Born in Guyana, Frank came to England in 1953 as a political activist, joining the West Indian Standing Conference.
Whilst as a member of WISC, he heard about the Fire Brigades Union (FBU), to which a representative explained that Black people ‘were not employed by the fire service’.
Regardless of the claims, Frank Bailey applied and joined West Ham Fire Brigade in 1955 where he was accepted and served at Silvertown Fire Station, making Frank the first full time Black firefighter in England.
Frank was an active trade unionist and became branch secretary at his station before leaving in 1965 to become a social worker and the first Black legal advior at Marylebone Magistrates Court, specialising his work with Black youths.
Frank was asked for his thoughts on his career in a 2007 Brigade booklet called ‘In their own words’ – a collection of memoirs and a comprehensive history of Black and Asian staff in the London Fire Brigade.
He said: “I was told that the authorities were not hiring black men because they were not strong enough physically or well enough educated to do the job.
“I immediately recognised racism and said I’m going to apply to be a firefighter and see if they find me unfit.
“I saved a fellow firefighter’s life when he fainted while we were on the fifth floor of a ladder drill session.
“I brought him down to the ground in a fireman’s lift.
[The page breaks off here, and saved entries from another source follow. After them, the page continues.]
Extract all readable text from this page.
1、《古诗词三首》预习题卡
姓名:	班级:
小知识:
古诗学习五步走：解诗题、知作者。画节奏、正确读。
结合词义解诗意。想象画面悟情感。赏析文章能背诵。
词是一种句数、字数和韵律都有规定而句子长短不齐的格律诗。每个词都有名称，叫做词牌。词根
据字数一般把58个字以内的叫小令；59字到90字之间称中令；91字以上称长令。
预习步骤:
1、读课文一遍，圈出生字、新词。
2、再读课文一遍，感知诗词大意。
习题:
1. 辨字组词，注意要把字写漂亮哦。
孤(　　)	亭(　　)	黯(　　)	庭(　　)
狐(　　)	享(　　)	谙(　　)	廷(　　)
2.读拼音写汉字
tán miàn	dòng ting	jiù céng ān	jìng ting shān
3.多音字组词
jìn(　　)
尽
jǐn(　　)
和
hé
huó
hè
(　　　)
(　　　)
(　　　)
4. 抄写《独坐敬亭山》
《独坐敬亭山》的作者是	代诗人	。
The guy’s weight was 16 stone and he was 6’2.”
In a statement read out at Franks funeral, London Fire Commissioner Ron Dobson said: “Frank was a pioneer and rightly challenged the out-dated practices prevalent at the time.
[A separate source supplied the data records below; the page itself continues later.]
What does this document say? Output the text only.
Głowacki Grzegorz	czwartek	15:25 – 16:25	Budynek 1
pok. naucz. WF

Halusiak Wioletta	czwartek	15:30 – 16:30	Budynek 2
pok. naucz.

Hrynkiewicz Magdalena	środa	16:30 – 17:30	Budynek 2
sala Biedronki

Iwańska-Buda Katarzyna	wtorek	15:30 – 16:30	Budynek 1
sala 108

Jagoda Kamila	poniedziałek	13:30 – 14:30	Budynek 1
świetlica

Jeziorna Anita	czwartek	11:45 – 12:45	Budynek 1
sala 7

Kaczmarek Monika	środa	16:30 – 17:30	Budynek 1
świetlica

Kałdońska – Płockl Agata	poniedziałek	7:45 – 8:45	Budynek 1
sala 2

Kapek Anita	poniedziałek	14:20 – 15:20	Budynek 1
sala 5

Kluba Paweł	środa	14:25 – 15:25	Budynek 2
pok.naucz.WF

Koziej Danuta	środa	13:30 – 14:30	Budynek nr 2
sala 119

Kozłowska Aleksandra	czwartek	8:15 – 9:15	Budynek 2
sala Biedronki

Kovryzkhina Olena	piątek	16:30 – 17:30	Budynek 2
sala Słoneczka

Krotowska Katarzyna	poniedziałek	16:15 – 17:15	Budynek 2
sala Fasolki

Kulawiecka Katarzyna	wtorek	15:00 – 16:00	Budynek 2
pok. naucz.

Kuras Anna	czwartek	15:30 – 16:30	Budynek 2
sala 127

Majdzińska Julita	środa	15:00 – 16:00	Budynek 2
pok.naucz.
“He played an enormous role in the history of Black firefighters in this country and his legacy is still felt today as we strive to make London Fire Brigade reflect the diverse communities it serves.
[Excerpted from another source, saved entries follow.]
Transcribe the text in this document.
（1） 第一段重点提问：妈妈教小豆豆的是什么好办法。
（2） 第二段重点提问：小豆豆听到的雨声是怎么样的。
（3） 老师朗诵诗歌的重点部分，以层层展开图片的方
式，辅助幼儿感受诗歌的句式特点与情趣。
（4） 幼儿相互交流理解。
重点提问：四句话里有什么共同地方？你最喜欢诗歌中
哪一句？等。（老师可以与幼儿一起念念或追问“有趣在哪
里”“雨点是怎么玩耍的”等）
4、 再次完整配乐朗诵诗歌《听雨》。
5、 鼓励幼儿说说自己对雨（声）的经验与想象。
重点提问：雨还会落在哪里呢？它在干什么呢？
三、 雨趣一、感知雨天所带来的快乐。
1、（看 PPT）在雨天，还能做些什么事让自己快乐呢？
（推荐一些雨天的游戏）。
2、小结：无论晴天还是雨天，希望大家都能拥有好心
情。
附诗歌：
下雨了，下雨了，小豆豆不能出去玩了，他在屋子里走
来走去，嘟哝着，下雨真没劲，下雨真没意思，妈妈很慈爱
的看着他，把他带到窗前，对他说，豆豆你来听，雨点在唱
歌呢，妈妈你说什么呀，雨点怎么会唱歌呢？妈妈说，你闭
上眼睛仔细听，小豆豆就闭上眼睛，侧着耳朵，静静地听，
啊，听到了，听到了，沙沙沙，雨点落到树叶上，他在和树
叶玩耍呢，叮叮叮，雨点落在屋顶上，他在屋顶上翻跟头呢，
“As the Brigade celebrates its 150th year we will fittingly mark Frank’s passing and his contribution to our history.”
FBU National Secretary for Black & Ethnic Minority Members Michael Nicholas said: “A chance encounter between his daughter Alexis and an FBU London official in 2000 brought Frank to our attention.
“His knowledge and passion for black self-organisation and progression in our society remains an inspiration to us today and he is rightly thought of as the father of black firefighting in this country and should not be forgotten.”
Franks passing took place six days after his birthday on December 2nd 2015 and is survived by his three daughters.